Asia is home to a large number of the world’s young population which indicates the enormous untapped potential we have in our youth to shape the future of the world as a better and safer place. By 2020, India’s share of youngsters in its total population is expected to be around 35 per cent. Rotary defines youth as comprising persons of 18–30 years of age. This is when they are brimming with ideas, energy, drive, passion and idealism. The spirit of doing good for others and working for the betterment of the less-privileged take root, and if nurtured well, it can become a life-consuming passion. This is the time when we can use our youth to act as catalyst to bring about meaningful change in social behaviour and attitudes. They can challenge stereotypes, embrace good practices and think out-of-the-box.
Let me share an interesting and inspiring true life story I read recently.
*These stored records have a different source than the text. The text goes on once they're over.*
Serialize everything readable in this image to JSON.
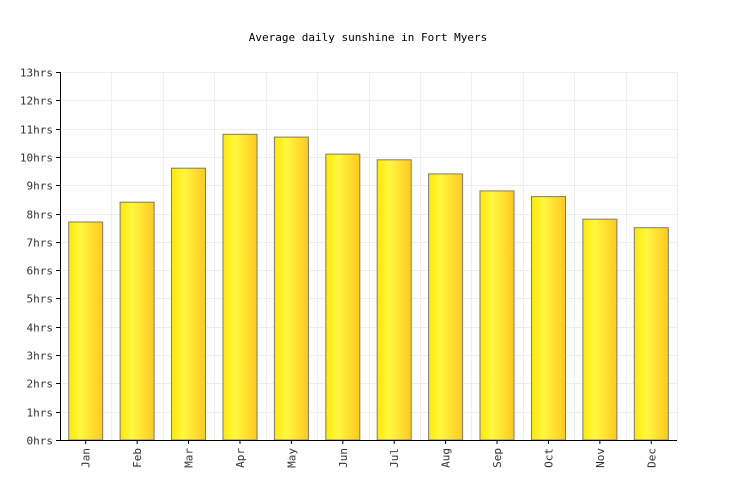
{
  "chart_data": {
    "type": "bar",
    "title": "Average daily sunshine in Fort Myers",
    "xlabel": "",
    "ylabel": "",
    "categories": [
      "Jan",
      "Feb",
      "Mar",
      "Apr",
      "May",
      "Jun",
      "Jul",
      "Aug",
      "Sep",
      "Oct",
      "Nov",
      "Dec"
    ],
    "values": [
      7.7,
      8.4,
      9.6,
      10.8,
      10.7,
      10.1,
      9.9,
      9.4,
      8.8,
      8.6,
      7.8,
      7.5
    ],
    "y_ticks": [
      "0hrs",
      "1hrs",
      "2hrs",
      "3hrs",
      "4hrs",
      "5hrs",
      "6hrs",
      "7hrs",
      "8hrs",
      "9hrs",
      "10hrs",
      "11hrs",
      "12hrs",
      "13hrs"
    ],
    "ylim": [
      0,
      13
    ],
    "grid": true,
    "legend": "none",
    "colors": {
      "bar_start": "#ffe900",
      "bar_mid": "#fff741",
      "bar_end": "#ffc91f",
      "bar_stroke": "#7a7a7a",
      "grid": "#eeeeee",
      "axis": "#000000"
    }
  }
}
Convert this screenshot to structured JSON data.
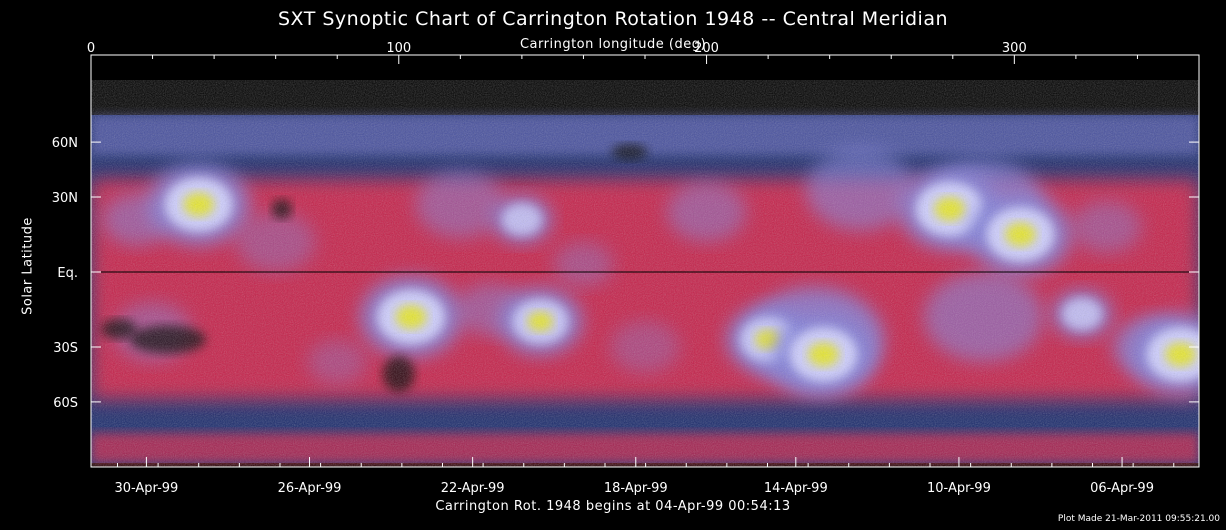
{
  "chart_data": {
    "type": "heatmap",
    "title": "SXT Synoptic Chart of Carrington Rotation 1948 -- Central Meridian",
    "top_axis": {
      "label": "Carrington longitude (deg)",
      "range": [
        0,
        360
      ],
      "ticks": [
        0,
        100,
        200,
        300
      ],
      "tick_labels": [
        "0",
        "100",
        "200",
        "300"
      ]
    },
    "left_axis": {
      "label": "Solar Latitude",
      "ticks": [
        {
          "label": "60N",
          "sinlat": 0.866
        },
        {
          "label": "30N",
          "sinlat": 0.5
        },
        {
          "label": "Eq.",
          "sinlat": 0.0
        },
        {
          "label": "30S",
          "sinlat": -0.5
        },
        {
          "label": "60S",
          "sinlat": -0.866
        }
      ]
    },
    "bottom_axis": {
      "label": "Carrington Rot. 1948 begins at 04-Apr-99 00:54:13",
      "tick_labels": [
        {
          "label": "30-Apr-99",
          "lon": 18
        },
        {
          "label": "26-Apr-99",
          "lon": 71
        },
        {
          "label": "22-Apr-99",
          "lon": 124
        },
        {
          "label": "18-Apr-99",
          "lon": 177
        },
        {
          "label": "14-Apr-99",
          "lon": 229
        },
        {
          "label": "10-Apr-99",
          "lon": 282
        },
        {
          "label": "06-Apr-99",
          "lon": 335
        }
      ]
    },
    "colors": {
      "background_low": "#1a2a6c",
      "quiet": "#ff1e3c",
      "mid": "#7f7fdc",
      "bright": "#cfcfff",
      "peak": "#e8e820"
    },
    "bright_regions": [
      {
        "lon": 35,
        "sinlat": 0.45,
        "intensity": "peak"
      },
      {
        "lon": 104,
        "sinlat": -0.3,
        "intensity": "peak"
      },
      {
        "lon": 146,
        "sinlat": -0.33,
        "intensity": "high"
      },
      {
        "lon": 220,
        "sinlat": -0.45,
        "intensity": "high"
      },
      {
        "lon": 238,
        "sinlat": -0.55,
        "intensity": "peak"
      },
      {
        "lon": 279,
        "sinlat": 0.42,
        "intensity": "peak"
      },
      {
        "lon": 302,
        "sinlat": 0.25,
        "intensity": "peak"
      },
      {
        "lon": 354,
        "sinlat": -0.55,
        "intensity": "peak"
      },
      {
        "lon": 322,
        "sinlat": -0.28,
        "intensity": "medium"
      },
      {
        "lon": 140,
        "sinlat": 0.35,
        "intensity": "medium"
      }
    ]
  },
  "footer_note": "Plot Made 21-Mar-2011 09:55:21.00"
}
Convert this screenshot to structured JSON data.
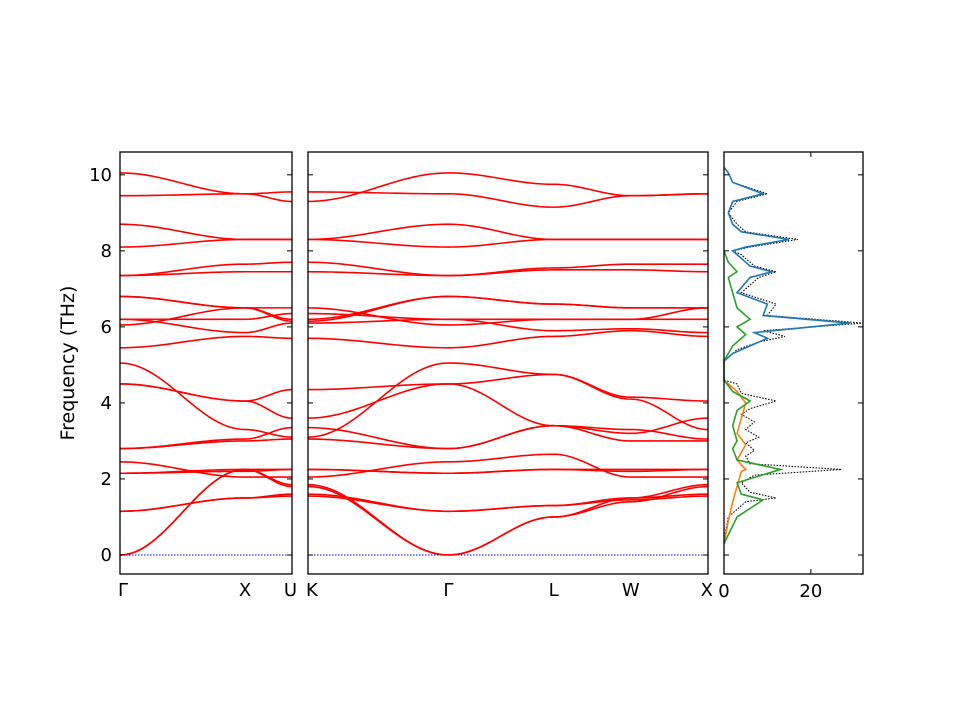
{
  "colors": {
    "bands": "#ff0000",
    "zero_line": "#0000ff",
    "total": "#000000",
    "pdos1": "#1f77b4",
    "pdos2": "#ff7f0e",
    "pdos3": "#2ca02c"
  },
  "chart_data": [
    {
      "type": "line",
      "title": "",
      "ylabel": "Frequency (THz)",
      "ylim": [
        -0.5,
        10.6
      ],
      "yticks": [
        0,
        2,
        4,
        6,
        8,
        10
      ],
      "xticks": [
        "Γ",
        "X",
        "U"
      ],
      "tick_positions": [
        0,
        0.8,
        1.1
      ],
      "xlim": [
        0,
        1.1
      ],
      "series_y_at_ticks": [
        [
          0,
          2.25,
          1.8
        ],
        [
          0,
          2.25,
          1.85
        ],
        [
          1.15,
          1.5,
          1.55
        ],
        [
          1.15,
          1.5,
          1.6
        ],
        [
          2.15,
          2.2,
          2.25
        ],
        [
          2.15,
          2.25,
          2.25
        ],
        [
          2.45,
          2.05,
          2.05
        ],
        [
          2.8,
          3.05,
          3.35
        ],
        [
          2.8,
          3.0,
          3.05
        ],
        [
          4.5,
          4.05,
          3.6
        ],
        [
          4.5,
          4.05,
          4.35
        ],
        [
          5.05,
          3.3,
          3.1
        ],
        [
          5.45,
          5.75,
          5.7
        ],
        [
          6.2,
          5.85,
          6.1
        ],
        [
          6.2,
          6.2,
          6.35
        ],
        [
          6.05,
          6.5,
          6.5
        ],
        [
          6.8,
          6.5,
          6.15
        ],
        [
          6.8,
          6.5,
          6.2
        ],
        [
          7.35,
          7.65,
          7.7
        ],
        [
          7.35,
          7.45,
          7.45
        ],
        [
          8.1,
          8.3,
          8.3
        ],
        [
          8.7,
          8.3,
          8.3
        ],
        [
          9.45,
          9.5,
          9.55
        ],
        [
          10.05,
          9.5,
          9.3
        ]
      ]
    },
    {
      "type": "line",
      "title": "",
      "ylim": [
        -0.5,
        10.6
      ],
      "xticks": [
        "K",
        "Γ",
        "L",
        "W",
        "X"
      ],
      "tick_positions": [
        0,
        1,
        1.75,
        2.3,
        2.85
      ],
      "xlim": [
        0,
        2.85
      ],
      "series_y_at_ticks": [
        [
          1.8,
          0,
          1.0,
          1.4,
          1.8
        ],
        [
          1.85,
          0,
          1.0,
          1.5,
          1.85
        ],
        [
          1.55,
          1.15,
          1.3,
          1.45,
          1.55
        ],
        [
          1.6,
          1.15,
          1.3,
          1.5,
          1.6
        ],
        [
          2.25,
          2.15,
          2.25,
          2.2,
          2.25
        ],
        [
          2.25,
          2.15,
          2.25,
          2.25,
          2.25
        ],
        [
          2.05,
          2.45,
          2.65,
          2.05,
          2.05
        ],
        [
          3.35,
          2.8,
          3.4,
          3.3,
          3.05
        ],
        [
          3.05,
          2.8,
          3.4,
          3.0,
          3.0
        ],
        [
          3.6,
          4.5,
          3.4,
          3.2,
          3.6
        ],
        [
          4.35,
          4.5,
          4.75,
          4.15,
          4.05
        ],
        [
          3.1,
          5.05,
          4.75,
          4.1,
          3.3
        ],
        [
          5.7,
          5.45,
          5.75,
          5.9,
          5.75
        ],
        [
          6.1,
          6.2,
          5.9,
          5.95,
          5.85
        ],
        [
          6.35,
          6.2,
          6.2,
          6.2,
          6.2
        ],
        [
          6.5,
          6.05,
          6.2,
          6.2,
          6.5
        ],
        [
          6.15,
          6.8,
          6.6,
          6.5,
          6.5
        ],
        [
          6.2,
          6.8,
          6.6,
          6.5,
          6.5
        ],
        [
          7.7,
          7.35,
          7.55,
          7.65,
          7.65
        ],
        [
          7.45,
          7.35,
          7.5,
          7.5,
          7.45
        ],
        [
          8.3,
          8.1,
          8.3,
          8.3,
          8.3
        ],
        [
          8.3,
          8.7,
          8.3,
          8.3,
          8.3
        ],
        [
          9.55,
          9.5,
          9.15,
          9.45,
          9.5
        ],
        [
          9.3,
          10.05,
          9.75,
          9.45,
          9.5
        ]
      ]
    },
    {
      "type": "line",
      "title": "",
      "xticks": [
        "0",
        "20"
      ],
      "xtick_values": [
        0,
        20
      ],
      "xlim": [
        0,
        32
      ],
      "ylim": [
        -0.5,
        10.6
      ],
      "series": [
        {
          "name": "",
          "color_key": "total",
          "style": "dotted",
          "points": [
            [
              0,
              0.4
            ],
            [
              1,
              1.0
            ],
            [
              5,
              1.4
            ],
            [
              12,
              1.5
            ],
            [
              6,
              1.65
            ],
            [
              4,
              1.9
            ],
            [
              7,
              2.1
            ],
            [
              27,
              2.25
            ],
            [
              6,
              2.4
            ],
            [
              5,
              2.6
            ],
            [
              7,
              2.75
            ],
            [
              5,
              2.95
            ],
            [
              8,
              3.1
            ],
            [
              5,
              3.3
            ],
            [
              7,
              3.5
            ],
            [
              4,
              3.7
            ],
            [
              6,
              3.85
            ],
            [
              12,
              4.05
            ],
            [
              4,
              4.25
            ],
            [
              3,
              4.5
            ],
            [
              0,
              4.6
            ],
            [
              0,
              5.1
            ],
            [
              3,
              5.4
            ],
            [
              8,
              5.6
            ],
            [
              14,
              5.75
            ],
            [
              9,
              5.9
            ],
            [
              32,
              6.1
            ],
            [
              10,
              6.3
            ],
            [
              12,
              6.6
            ],
            [
              4,
              6.9
            ],
            [
              8,
              7.3
            ],
            [
              12,
              7.45
            ],
            [
              7,
              7.6
            ],
            [
              4,
              7.9
            ],
            [
              2,
              8.0
            ],
            [
              6,
              8.1
            ],
            [
              17,
              8.3
            ],
            [
              5,
              8.5
            ],
            [
              3,
              8.7
            ],
            [
              1,
              9.0
            ],
            [
              3,
              9.3
            ],
            [
              10,
              9.5
            ],
            [
              2,
              9.8
            ],
            [
              1,
              10.05
            ],
            [
              0,
              10.2
            ]
          ]
        },
        {
          "name": "",
          "color_key": "pdos1",
          "points": [
            [
              0,
              5.1
            ],
            [
              2,
              5.3
            ],
            [
              6,
              5.5
            ],
            [
              10,
              5.7
            ],
            [
              7,
              5.85
            ],
            [
              29,
              6.1
            ],
            [
              9,
              6.3
            ],
            [
              10,
              6.6
            ],
            [
              3,
              6.9
            ],
            [
              6,
              7.3
            ],
            [
              11,
              7.45
            ],
            [
              6,
              7.6
            ],
            [
              3,
              7.9
            ],
            [
              2,
              8.0
            ],
            [
              5,
              8.1
            ],
            [
              15,
              8.3
            ],
            [
              4,
              8.5
            ],
            [
              2,
              8.7
            ],
            [
              1,
              9.0
            ],
            [
              2,
              9.3
            ],
            [
              9,
              9.5
            ],
            [
              2,
              9.8
            ],
            [
              1,
              10.05
            ],
            [
              0,
              10.2
            ]
          ]
        },
        {
          "name": "",
          "color_key": "pdos2",
          "points": [
            [
              0,
              0.3
            ],
            [
              1,
              0.9
            ],
            [
              2,
              1.4
            ],
            [
              3,
              1.8
            ],
            [
              4,
              2.2
            ],
            [
              5,
              2.25
            ],
            [
              3,
              2.5
            ],
            [
              5,
              2.9
            ],
            [
              3,
              3.2
            ],
            [
              4,
              3.6
            ],
            [
              5,
              4.0
            ],
            [
              3,
              4.3
            ],
            [
              1,
              4.5
            ],
            [
              0,
              4.6
            ]
          ]
        },
        {
          "name": "",
          "color_key": "pdos3",
          "points": [
            [
              0,
              0.3
            ],
            [
              3,
              1.0
            ],
            [
              9,
              1.45
            ],
            [
              4,
              1.6
            ],
            [
              3,
              1.9
            ],
            [
              13,
              2.25
            ],
            [
              3,
              2.5
            ],
            [
              2,
              2.8
            ],
            [
              3,
              3.0
            ],
            [
              2,
              3.4
            ],
            [
              3,
              3.8
            ],
            [
              6,
              4.05
            ],
            [
              2,
              4.3
            ],
            [
              0,
              4.6
            ],
            [
              0,
              5.1
            ],
            [
              2,
              5.5
            ],
            [
              5,
              5.8
            ],
            [
              3,
              6.0
            ],
            [
              6,
              6.2
            ],
            [
              3,
              6.5
            ],
            [
              2,
              6.9
            ],
            [
              1,
              7.3
            ],
            [
              3,
              7.45
            ],
            [
              1,
              7.7
            ],
            [
              0,
              8.0
            ]
          ]
        }
      ]
    }
  ]
}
With the right screenplay and good production values this story can make an exciting Bollywood blockbuster.
Every morning, at the small village of Banwari Tola in Padrauna area of Kushinagar district in Eastern UP, Deepak (17) and Raju (15) unlock the doors of their modest barber’s shop and get ready for business. Customers get the usual haircut, shave and sometimes a head massage from the two “boys”. Just that Deepak is actually Jyoti, and Raju is Neha, sisters who, facing starvation after their father was paralysed by a stroke, began running the shop on their own five years ago. To get around social criticism and unwanted attention from men, the sisters had some time ago begun to dress and talk like boys in public. As they grew older, it became difficult to hide the fact that they were girls. But by then, it was too late. They could either give in to pressure and head back home, saving themselves from the unsolicited advances of their completely male clientele or do something about it. Some of the criticism came from the girls’ own family members who were also against them working in, what they said, was a male profession. But they became hair-cutters out of compulsion, not choice. There was nothing else they could have done to feed their family. The sisters not only managed to keep their family afloat, but they also went to school in addition to working at the shop. But their financial situation forced Jyoti to quit school after Class XII, while Neha dropped out after Class X. The shop is doing well these days by local standards, and they dream of opening a beauty parlour someday. These girls have not only supported their family but have fought all odds including social criticism. The teenagers have brought in change with grit and determination. We salute their spirit.
This true life story really touched me in many ways. Rotary clubs must continuously partner with the youth in all phases of humanitarian action because the future generation is an important stakeholder in the growth of Rotary and the country.